Sean Kilpatrick Sean Kilpatrick / La Presse Canadienne

OTTAWA — Le gouvernement canadien n’est pas prêt à imposer des sanctions à l’Arabie saoudite malgré les soupçons de plus en plus lourds qui pèsent sur le royaume concernant la disparition et l’assassinat présumé du journaliste Jamal Khashoggi.

La ministre des Affaires étrangères, Chrystia Freeland, a affirmé lundi qu’elle avait discuté de cette mystérieuse affaire avec son homologue de Riyad, mais elle n’a pas voulu révéler la teneur de l’échange, sauf pour dire qu’elle avait réclamé une enquête exhaustive.

Pendant son point de presse, le réseau CNN a révélé que les Saoudiens étaient sur le point de reconnaître que le journaliste critique du régime est mort après un interrogatoire qui aurait mal tourné, alors qu’il se trouvait au consulat d’Arabie saoudite à Istanbul, en Turquie.

La diplomate en chef du Canada, qui venait de plaider que la question entourant de potentielles sanctions était «hypothétique», n’a pas bronché lorsque cette information a été portée à son attention par un journaliste.

«Je pense que c’est important d’avoir des informations, une investigation, crédibles et transparentes. C’est une situation grave qui inquiète beaucoup le Canada», s’est-elle contentée d’offrir, refusant de déroger du message qu’elle était venue livrer au micro.

La ministre Freeland a par ailleurs signalé que les contrats de ventes d’armes conclus avec Riyad sous le précédent gouvernement conservateur tenaient toujours, au nom de la crédibilité de la signature d’Ottawa.

«En ce qui concerne les contrats qui existent, la position de notre gouvernement est claire, et c’est que la signature du Canada dans les accords internationaux doit (être valide) plus longtemps que la durée d’un gouvernement», a-t-elle tranché.

Le Nouveau Parti démocratique (NPD) avait exhorté un peu plus tôt le gouvernement de Justin Trudeau à cesser sur-le-champ l’exportation de matériel militaire. Le chef du parti, Jagmeet Singh, a fait valoir que les libéraux devaient «tout de suite arrêter la vente d’armes».
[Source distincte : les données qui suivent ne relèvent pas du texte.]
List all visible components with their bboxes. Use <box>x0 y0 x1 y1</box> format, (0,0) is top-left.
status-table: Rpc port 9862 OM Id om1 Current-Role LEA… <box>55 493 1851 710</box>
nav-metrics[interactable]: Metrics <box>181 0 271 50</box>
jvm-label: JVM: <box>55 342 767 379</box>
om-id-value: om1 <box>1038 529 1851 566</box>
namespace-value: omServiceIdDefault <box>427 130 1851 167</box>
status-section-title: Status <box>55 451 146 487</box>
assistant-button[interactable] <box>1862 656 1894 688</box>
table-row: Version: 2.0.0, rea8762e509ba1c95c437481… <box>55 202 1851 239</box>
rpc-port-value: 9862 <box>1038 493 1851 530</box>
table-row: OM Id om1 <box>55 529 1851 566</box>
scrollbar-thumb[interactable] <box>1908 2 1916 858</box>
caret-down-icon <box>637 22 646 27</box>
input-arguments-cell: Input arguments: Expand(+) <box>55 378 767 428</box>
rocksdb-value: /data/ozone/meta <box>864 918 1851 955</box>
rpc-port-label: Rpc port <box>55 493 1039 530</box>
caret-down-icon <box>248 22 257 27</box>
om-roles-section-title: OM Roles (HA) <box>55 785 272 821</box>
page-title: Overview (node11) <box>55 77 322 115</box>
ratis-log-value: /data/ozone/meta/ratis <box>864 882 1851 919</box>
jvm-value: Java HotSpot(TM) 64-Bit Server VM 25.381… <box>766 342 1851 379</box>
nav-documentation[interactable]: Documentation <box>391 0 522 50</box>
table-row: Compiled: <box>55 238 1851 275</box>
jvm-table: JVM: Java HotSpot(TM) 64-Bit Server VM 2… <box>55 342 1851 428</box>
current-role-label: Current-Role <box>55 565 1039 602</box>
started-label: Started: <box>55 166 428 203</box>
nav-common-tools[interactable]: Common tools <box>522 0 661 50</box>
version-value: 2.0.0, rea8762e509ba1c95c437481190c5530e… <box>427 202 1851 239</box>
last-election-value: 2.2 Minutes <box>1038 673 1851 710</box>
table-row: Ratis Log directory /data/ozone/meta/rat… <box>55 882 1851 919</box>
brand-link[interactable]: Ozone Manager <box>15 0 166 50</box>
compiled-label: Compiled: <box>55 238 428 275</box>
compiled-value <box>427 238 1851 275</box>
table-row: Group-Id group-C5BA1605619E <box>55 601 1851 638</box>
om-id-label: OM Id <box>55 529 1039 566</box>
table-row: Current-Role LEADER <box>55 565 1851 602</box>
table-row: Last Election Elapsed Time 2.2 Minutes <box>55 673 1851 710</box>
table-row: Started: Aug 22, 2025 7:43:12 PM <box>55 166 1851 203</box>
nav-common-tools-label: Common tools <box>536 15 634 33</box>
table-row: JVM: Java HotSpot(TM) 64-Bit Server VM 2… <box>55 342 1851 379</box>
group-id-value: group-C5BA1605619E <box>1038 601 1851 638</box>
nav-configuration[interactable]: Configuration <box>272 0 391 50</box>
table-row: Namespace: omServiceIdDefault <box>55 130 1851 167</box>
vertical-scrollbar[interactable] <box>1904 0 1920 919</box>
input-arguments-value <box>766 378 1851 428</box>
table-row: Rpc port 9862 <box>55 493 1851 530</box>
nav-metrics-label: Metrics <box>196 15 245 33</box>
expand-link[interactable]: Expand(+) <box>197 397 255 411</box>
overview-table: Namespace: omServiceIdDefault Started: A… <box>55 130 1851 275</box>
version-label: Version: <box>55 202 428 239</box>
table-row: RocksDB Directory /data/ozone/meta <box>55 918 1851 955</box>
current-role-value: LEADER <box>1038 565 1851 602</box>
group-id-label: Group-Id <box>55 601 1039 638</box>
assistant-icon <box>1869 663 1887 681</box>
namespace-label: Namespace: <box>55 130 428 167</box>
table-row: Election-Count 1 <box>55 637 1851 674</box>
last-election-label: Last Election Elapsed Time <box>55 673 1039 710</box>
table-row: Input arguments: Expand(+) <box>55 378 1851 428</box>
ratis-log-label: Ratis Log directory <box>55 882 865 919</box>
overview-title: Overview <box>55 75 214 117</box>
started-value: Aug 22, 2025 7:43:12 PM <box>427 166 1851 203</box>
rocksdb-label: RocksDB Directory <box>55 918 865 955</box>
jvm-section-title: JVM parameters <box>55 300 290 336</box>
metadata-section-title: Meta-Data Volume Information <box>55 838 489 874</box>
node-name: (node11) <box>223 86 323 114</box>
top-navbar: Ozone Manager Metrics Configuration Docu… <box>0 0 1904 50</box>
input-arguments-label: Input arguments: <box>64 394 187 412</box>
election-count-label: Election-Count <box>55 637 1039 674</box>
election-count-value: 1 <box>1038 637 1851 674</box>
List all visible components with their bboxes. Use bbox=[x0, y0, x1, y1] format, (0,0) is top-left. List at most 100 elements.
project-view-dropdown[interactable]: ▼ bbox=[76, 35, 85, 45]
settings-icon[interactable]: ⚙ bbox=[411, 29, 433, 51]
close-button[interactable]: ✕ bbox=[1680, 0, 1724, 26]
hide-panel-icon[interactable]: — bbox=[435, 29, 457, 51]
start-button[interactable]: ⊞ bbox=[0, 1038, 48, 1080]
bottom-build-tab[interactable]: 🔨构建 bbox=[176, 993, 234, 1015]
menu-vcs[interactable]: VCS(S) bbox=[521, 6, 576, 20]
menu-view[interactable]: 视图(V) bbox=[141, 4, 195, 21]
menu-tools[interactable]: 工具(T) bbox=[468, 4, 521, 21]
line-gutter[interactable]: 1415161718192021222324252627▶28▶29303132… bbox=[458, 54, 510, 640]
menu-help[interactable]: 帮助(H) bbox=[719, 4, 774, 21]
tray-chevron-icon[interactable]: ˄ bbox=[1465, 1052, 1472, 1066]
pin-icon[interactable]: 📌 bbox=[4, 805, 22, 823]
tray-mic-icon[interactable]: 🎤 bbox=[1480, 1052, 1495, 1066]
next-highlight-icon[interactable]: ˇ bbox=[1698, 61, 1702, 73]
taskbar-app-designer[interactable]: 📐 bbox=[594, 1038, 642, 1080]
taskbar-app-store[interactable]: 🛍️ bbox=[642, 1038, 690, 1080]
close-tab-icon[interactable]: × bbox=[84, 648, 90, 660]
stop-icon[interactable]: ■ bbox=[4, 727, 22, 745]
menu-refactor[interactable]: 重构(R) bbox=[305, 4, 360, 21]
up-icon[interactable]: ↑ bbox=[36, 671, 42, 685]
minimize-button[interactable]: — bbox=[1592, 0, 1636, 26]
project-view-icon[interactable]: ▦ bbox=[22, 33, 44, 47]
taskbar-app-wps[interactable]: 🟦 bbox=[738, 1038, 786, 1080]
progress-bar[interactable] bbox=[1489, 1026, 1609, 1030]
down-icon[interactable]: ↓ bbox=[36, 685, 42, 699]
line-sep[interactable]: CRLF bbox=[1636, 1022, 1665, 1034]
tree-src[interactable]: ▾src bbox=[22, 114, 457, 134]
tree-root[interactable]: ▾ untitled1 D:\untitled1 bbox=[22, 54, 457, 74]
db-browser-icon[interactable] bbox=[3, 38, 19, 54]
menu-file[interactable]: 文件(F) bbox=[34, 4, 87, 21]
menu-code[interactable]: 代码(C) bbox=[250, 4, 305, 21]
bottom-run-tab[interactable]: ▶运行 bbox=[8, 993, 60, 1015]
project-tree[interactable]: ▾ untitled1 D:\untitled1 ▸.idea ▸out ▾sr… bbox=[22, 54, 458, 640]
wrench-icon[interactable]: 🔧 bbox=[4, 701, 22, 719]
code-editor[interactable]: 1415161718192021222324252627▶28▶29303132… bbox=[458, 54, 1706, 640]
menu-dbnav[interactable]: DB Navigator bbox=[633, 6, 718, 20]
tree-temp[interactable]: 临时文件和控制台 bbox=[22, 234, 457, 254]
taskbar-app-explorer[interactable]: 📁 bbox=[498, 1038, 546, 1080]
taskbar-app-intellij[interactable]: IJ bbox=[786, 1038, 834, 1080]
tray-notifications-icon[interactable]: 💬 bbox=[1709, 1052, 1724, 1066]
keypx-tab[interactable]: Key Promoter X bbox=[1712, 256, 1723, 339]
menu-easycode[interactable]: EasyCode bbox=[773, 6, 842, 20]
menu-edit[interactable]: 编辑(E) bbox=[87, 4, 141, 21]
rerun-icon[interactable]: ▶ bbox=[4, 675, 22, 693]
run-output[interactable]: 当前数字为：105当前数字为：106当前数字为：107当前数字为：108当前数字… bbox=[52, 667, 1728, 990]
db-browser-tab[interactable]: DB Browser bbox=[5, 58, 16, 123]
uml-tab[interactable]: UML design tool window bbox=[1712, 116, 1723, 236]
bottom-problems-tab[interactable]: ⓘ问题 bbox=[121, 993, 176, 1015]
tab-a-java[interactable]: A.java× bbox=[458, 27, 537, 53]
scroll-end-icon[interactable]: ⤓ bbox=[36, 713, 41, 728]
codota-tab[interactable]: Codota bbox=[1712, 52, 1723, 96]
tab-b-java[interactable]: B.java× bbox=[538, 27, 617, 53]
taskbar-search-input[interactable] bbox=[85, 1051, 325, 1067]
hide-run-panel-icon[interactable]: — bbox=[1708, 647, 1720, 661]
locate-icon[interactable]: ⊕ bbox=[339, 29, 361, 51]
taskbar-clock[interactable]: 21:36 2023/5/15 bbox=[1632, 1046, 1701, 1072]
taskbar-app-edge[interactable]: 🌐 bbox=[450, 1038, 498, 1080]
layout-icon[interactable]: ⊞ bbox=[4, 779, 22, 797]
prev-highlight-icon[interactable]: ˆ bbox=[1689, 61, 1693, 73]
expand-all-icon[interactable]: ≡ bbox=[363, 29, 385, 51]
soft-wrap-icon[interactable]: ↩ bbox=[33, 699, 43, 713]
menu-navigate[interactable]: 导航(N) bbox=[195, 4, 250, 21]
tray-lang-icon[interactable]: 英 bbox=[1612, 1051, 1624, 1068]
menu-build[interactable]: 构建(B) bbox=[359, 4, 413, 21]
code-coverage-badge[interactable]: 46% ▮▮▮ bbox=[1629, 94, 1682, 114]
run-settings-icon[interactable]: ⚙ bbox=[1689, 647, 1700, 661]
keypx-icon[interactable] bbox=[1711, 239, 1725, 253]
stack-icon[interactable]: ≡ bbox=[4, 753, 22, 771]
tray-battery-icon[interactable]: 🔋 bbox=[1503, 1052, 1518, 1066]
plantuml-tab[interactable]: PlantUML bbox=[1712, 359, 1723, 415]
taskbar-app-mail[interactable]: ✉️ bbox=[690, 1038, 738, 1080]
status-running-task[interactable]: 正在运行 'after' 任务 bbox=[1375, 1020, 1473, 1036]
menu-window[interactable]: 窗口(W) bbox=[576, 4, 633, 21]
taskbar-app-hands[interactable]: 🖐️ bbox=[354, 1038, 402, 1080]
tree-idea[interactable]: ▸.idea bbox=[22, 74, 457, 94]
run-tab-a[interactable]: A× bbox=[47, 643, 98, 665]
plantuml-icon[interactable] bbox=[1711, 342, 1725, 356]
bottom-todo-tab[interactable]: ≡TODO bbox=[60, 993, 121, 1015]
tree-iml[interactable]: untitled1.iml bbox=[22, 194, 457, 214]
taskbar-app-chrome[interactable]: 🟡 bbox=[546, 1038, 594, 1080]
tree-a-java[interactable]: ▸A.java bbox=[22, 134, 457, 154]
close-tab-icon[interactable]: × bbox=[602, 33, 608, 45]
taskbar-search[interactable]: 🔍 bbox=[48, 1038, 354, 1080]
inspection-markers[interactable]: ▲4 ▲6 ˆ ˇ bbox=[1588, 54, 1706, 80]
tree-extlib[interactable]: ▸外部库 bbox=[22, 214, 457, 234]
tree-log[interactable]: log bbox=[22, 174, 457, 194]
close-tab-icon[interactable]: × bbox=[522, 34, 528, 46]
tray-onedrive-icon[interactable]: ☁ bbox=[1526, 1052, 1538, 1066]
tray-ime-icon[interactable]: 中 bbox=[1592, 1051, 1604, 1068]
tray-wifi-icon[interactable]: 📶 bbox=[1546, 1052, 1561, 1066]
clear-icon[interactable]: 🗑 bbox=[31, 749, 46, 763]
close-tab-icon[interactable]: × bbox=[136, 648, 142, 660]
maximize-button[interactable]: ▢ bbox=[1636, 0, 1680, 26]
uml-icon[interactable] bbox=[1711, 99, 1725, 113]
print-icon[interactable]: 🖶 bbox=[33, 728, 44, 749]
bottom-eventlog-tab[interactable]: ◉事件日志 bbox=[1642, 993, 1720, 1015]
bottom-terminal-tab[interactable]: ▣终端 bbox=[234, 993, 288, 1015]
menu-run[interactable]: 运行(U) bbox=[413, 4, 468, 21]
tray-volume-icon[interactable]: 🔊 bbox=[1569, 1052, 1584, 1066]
L’affaire Khashoggi est la «goutte d’eau qui fait déborder le vase», a plaidé sa députée Hélène Laverdière, car cette «chose horrible» vient s’ajouter la longue liste de violations des droits de la personne commises par les Saoudiens.

«Quand on regarde ce que l’Arabie saoudite fait au Yémen, avec des probables crimes de guerre, des probables crimes contre l’humanité, la façon horrible dont ils traitent les dissidents dans leur pays… il y a très longtemps que le gouvernement aurait dû agir», a-t-elle déploré.

Pendant la période des questions en Chambre, les conservateurs ont interrogé la ministre Freeland sur la disparition du reporter. Le député Erin O’Toole lui a demandé de préciser quels gestes les libéraux poseraient s’il s’avérait que Riyad a joué un rôle dans cette sordide histoire.

Il n’a pas eu de réponse, mais plutôt un reproche: son interlocutrice a accusé les élus des banquettes d’en face de se réveiller un peu tard, se demandant où était l’opposition officielle cet été lorsque Riyad a puni Ottawa.

En août dernier, le niveau de tension diplomatique entre les deux pays a atteint un paroxysme après que Chrystia Freeland eut exigé sur Twitter la libération de militants détenus dans le royaume, notamment Samar Badawi, la soeur du blogueur Raif Badawi.

L’Arabie saoudite a réagi à cette sortie — qui n’avait en soi rien d’inhabituel — avec fureur: le royaume a rappelé sur-le-champ son ambassadeur à Ottawa, gelé les échanges commerciaux, annulé les vols Toronto-Riyad et retiré ses étudiants des facultés de médecine canadiennes.